Diversas voces de la oposición han criticado al presidente José Antonio Kast por impulsar una reforma constitucional que, según ellas, incorporaría una obligación ya contemplada en la Carta Fundamental. Al parecer, confunden lo establecido actualmente en su artículo 1° con el verdadero alcance de la reforma: consagrar expresamente la seguridad pública como deber del Estado.
Ello representaría un avance en favor de nuestras policías y establecería un marco constitucional al cual deberían sujetarse los tribunales, incluido el Tribunal Constitucional, bajo riesgo de incurrir en prevaricación si desconocieran abiertamente ese mandato.
Debo reconocer que la Constitución vigente establece como deber del Estado resguardar la seguridad nacional y proteger a la población y a la familia. Sin embargo, se trata de una formulación amplia y difusa, dentro de la cual también pueden entenderse comprendidas la salud, la educación, el transporte y muchas otras materias. Esa amplitud facilita interpretaciones judiciales excesivamente flexibles.
El hecho de que la conservación del orden público y de la seguridad exterior se encuentre entregada al Presidente de la República hace todavía más necesaria la reforma impulsada por él. La seguridad pública no puede depender exclusivamente del Ejecutivo: debe comprometer al Estado en su conjunto, incluidos sus tres poderes.
Por consiguiente, cuando se pretende autorizar intervenciones territoriales focalizadas, permitir la colaboración de las Fuerzas Armadas, restringir temporalmente determinados derechos o crear mecanismos excepcionales contra organizaciones criminales, no basta con invocar genéricamente la protección de la población.

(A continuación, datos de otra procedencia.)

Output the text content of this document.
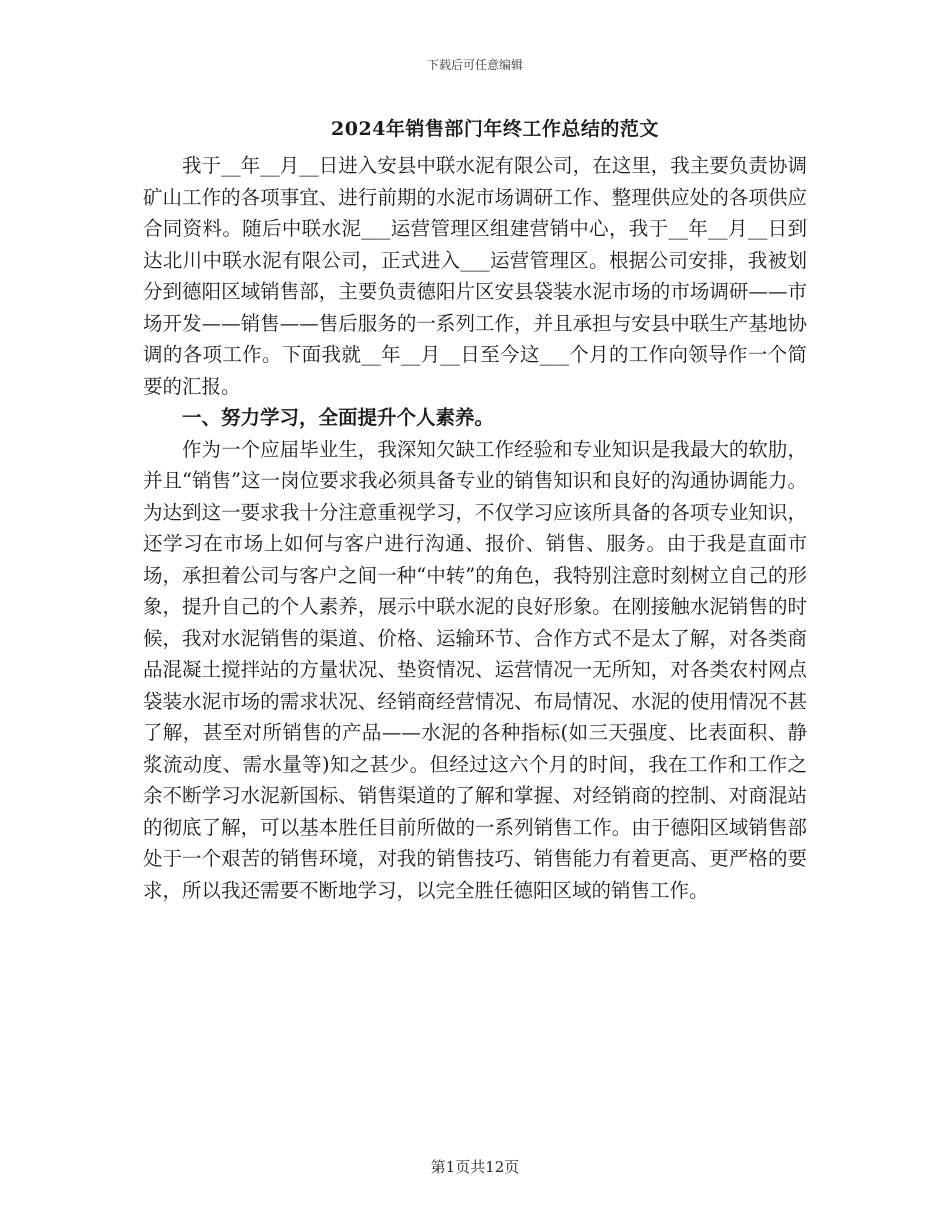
下载后可任意编辑
2024年销售部门年终工作总结的范文

我于__年__月__日进入安县中联水泥有限公司，在这里，我主要负责协调矿山工作的各项事宜、进行前期的水泥市场调研工作、整理供应处的各项供应合同资料。随后中联水泥___运营管理区组建营销中心，我于__年__月__日到达北川中联水泥有限公司，正式进入___运营管理区。根据公司安排，我被划分到德阳区域销售部，主要负责德阳片区安县袋装水泥市场的市场调研——市场开发——销售——售后服务的一系列工作，并且承担与安县中联生产基地协调的各项工作。下面我就__年__月__日至今这___个月的工作向领导作一个简要的汇报。

一、努力学习，全面提升个人素养。

作为一个应届毕业生，我深知欠缺工作经验和专业知识是我最大的软肋，并且“销售”这一岗位要求我必须具备专业的销售知识和良好的沟通协调能力。为达到这一要求我十分注意重视学习，不仅学习应该所具备的各项专业知识，还学习在市场上如何与客户进行沟通、报价、销售、服务。由于我是直面市场，承担着公司与客户之间一种“中转”的角色，我特别注意时刻树立自己的形象，提升自己的个人素养，展示中联水泥的良好形象。在刚接触水泥销售的时候，我对水泥销售的渠道、价格、运输环节、合作方式不是太了解，对各类商品混凝土搅拌站的方量状况、垫资情况、运营情况一无所知，对各类农村网点袋装水泥市场的需求状况、经销商经营情况、布局情况、水泥的使用情况不甚了解，甚至对所销售的产品——水泥的各种指标(如三天强度、比表面积、静浆流动度、需水量等)知之甚少。但经过这六个月的时间，我在工作和工作之余不断学习水泥新国标、销售渠道的了解和掌握、对经销商的控制、对商混站的彻底了解，可以基本胜任目前所做的一系列销售工作。由于德阳区域销售部处于一个艰苦的销售环境，对我的销售技巧、销售能力有着更高、更严格的要求，所以我还需要不断地学习，以完全胜任德阳区域的销售工作。

第1页共12页
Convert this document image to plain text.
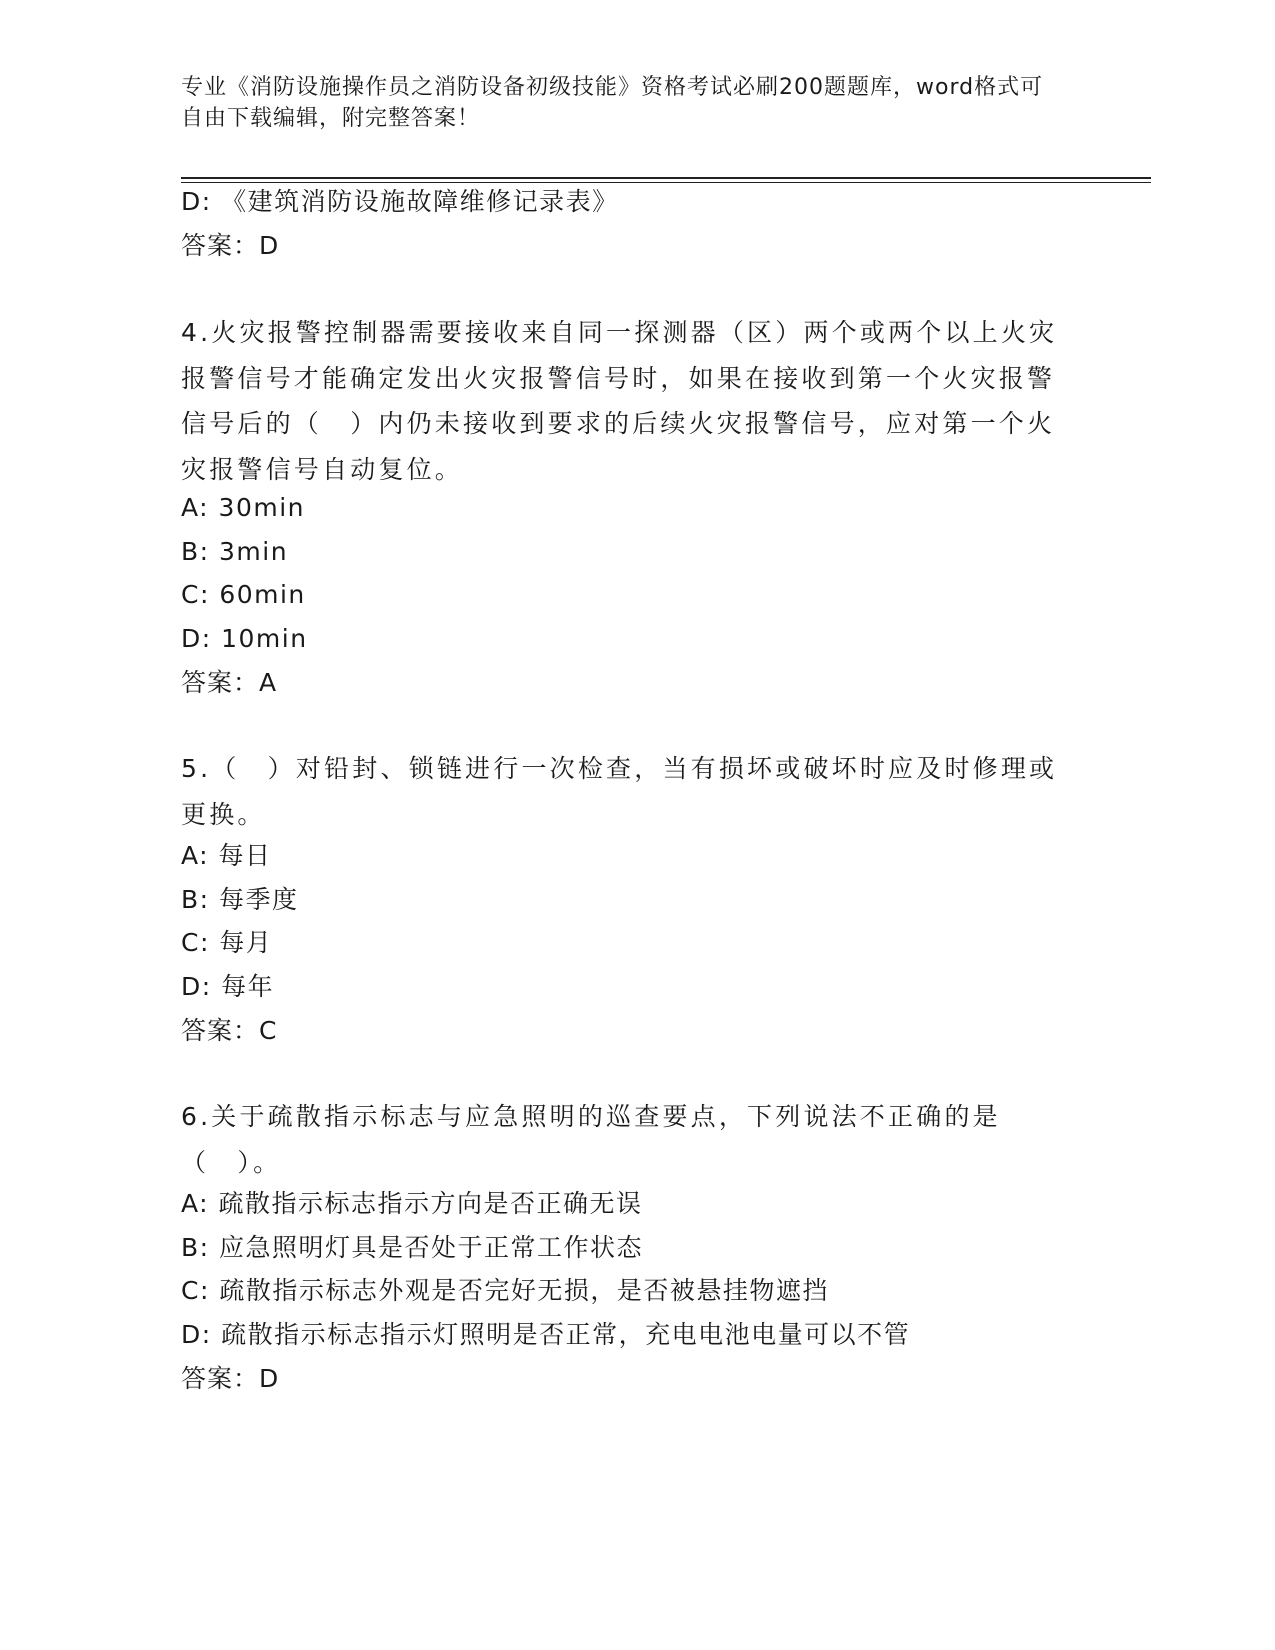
专业《消防设施操作员之消防设备初级技能》资格考试必刷200题题库，word格式可自由下载编辑，附完整答案！
D: 《建筑消防设施故障维修记录表》
答案：D
4.火灾报警控制器需要接收来自同一探测器（区）两个或两个以上火灾报警信号才能确定发出火灾报警信号时，如果在接收到第一个火灾报警信号后的（　）内仍未接收到要求的后续火灾报警信号，应对第一个火灾报警信号自动复位。
A: 30min
B: 3min
C: 60min
D: 10min
答案：A
5.（　）对铅封、锁链进行一次检查，当有损坏或破坏时应及时修理或更换。
A: 每日
B: 每季度
C: 每月
D: 每年
答案：C
6.关于疏散指示标志与应急照明的巡查要点，下列说法不正确的是（　）。
A: 疏散指示标志指示方向是否正确无误
B: 应急照明灯具是否处于正常工作状态
C: 疏散指示标志外观是否完好无损，是否被悬挂物遮挡
D: 疏散指示标志指示灯照明是否正常，充电电池电量可以不管
答案：D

Menos aún si, posteriormente, nuestros militares y policías pueden ser sometidos a procesos judiciales y arriesgar elevadas condenas ante órganos que no tienen consagrado expresamente el deber de resguardar la seguridad pública.
La reforma constitucional firmada por el Presidente da un paso mucho más categórico en esta materia: crea un nuevo estado de excepción para sectores territoriales gravemente afectados por organizaciones criminales o terroristas; permite que las Fuerzas Armadas apoyen a las policías en labores de vigilancia, logística, control perimetral y soporte técnico; incorpora un registro oficial de organizaciones criminales y terroristas sujeto al control del Senado; establece regímenes penitenciarios diferenciados para sus cabecillas, y refuerza el comiso de bienes provenientes del narcotráfico, el terrorismo y el crimen organizado.
La discusión, por tanto, consiste en determinar si el Estado debe contar con este paraguas constitucional para enfrentar el crimen y respaldar a quienes arriesgan su vida en defensa de la ciudadanía. Se trata de disponer de nuevas herramientas y de establecer un deber que deje de estar circunscrito al Ejecutivo para extenderse también a los poderes Legislativo y Judicial.
Evidentemente, una norma no patrulla las calles, no detiene delincuentes ni desmantela organizaciones criminales por sí sola. Tampoco lo hace una ley que crea una policía, aprueba su presupuesto o regula sus facultades. Sin embargo, son precisamente esas normas las que entregan las competencias, los recursos, los límites y la coordinación necesarios para que las instituciones puedan actuar legítimamente.
Al consagrar la seguridad pública como deber del Estado, los esfuerzos humanos, institucionales y económicos deberán orientarse con mayor claridad hacia ese objetivo.
Lo menos serio de las críticas opositoras es que convierten una diferencia jurídica en una supuesta demostración de ignorancia, llegando incluso a exigirle al Presidente que “estudie primero y vuelva después”. ¿Con qué autoridad moral?
Más aún cuando, en abril de 2025, la entonces senadora socialista Isabel Allende reconoció ante el Senado que, pese a su extensa trayectoria parlamentaria, no había tenido presente una norma constitucional que le resultaba directamente aplicable. La situación alcanzó incluso al gobierno anterior y dejó en evidencia cuán vacíos pueden resultar los juramentos de respetar la Constitución cuando sus disposiciones les eran desconocidas.
La coherencia parece ser una cualidad que sencillamente elude a la oposición. El desconocimiento constitucional tampoco constituye una novedad dentro del Partido Socialista. Incluso durante el gobierno de Salvador Allende, distintos órganos -entre ellos el Congreso y la Corte Suprema- calificaron como contrarias a la Constitución diversas políticas impulsadas por su administración, las que terminaron por quebrantar el orden institucional entonces vigente.
Antes de señalar la paja en el ojo ajeno, convendría observar la viga —o, en este caso, el árbol— que permanece en el propio.
En palabras simples, la reforma constitucional avanza en el sentido correcto para entregar un respaldo efectivo a nuestras Fuerzas de Orden y Seguridad en el combate contra el crimen organizado.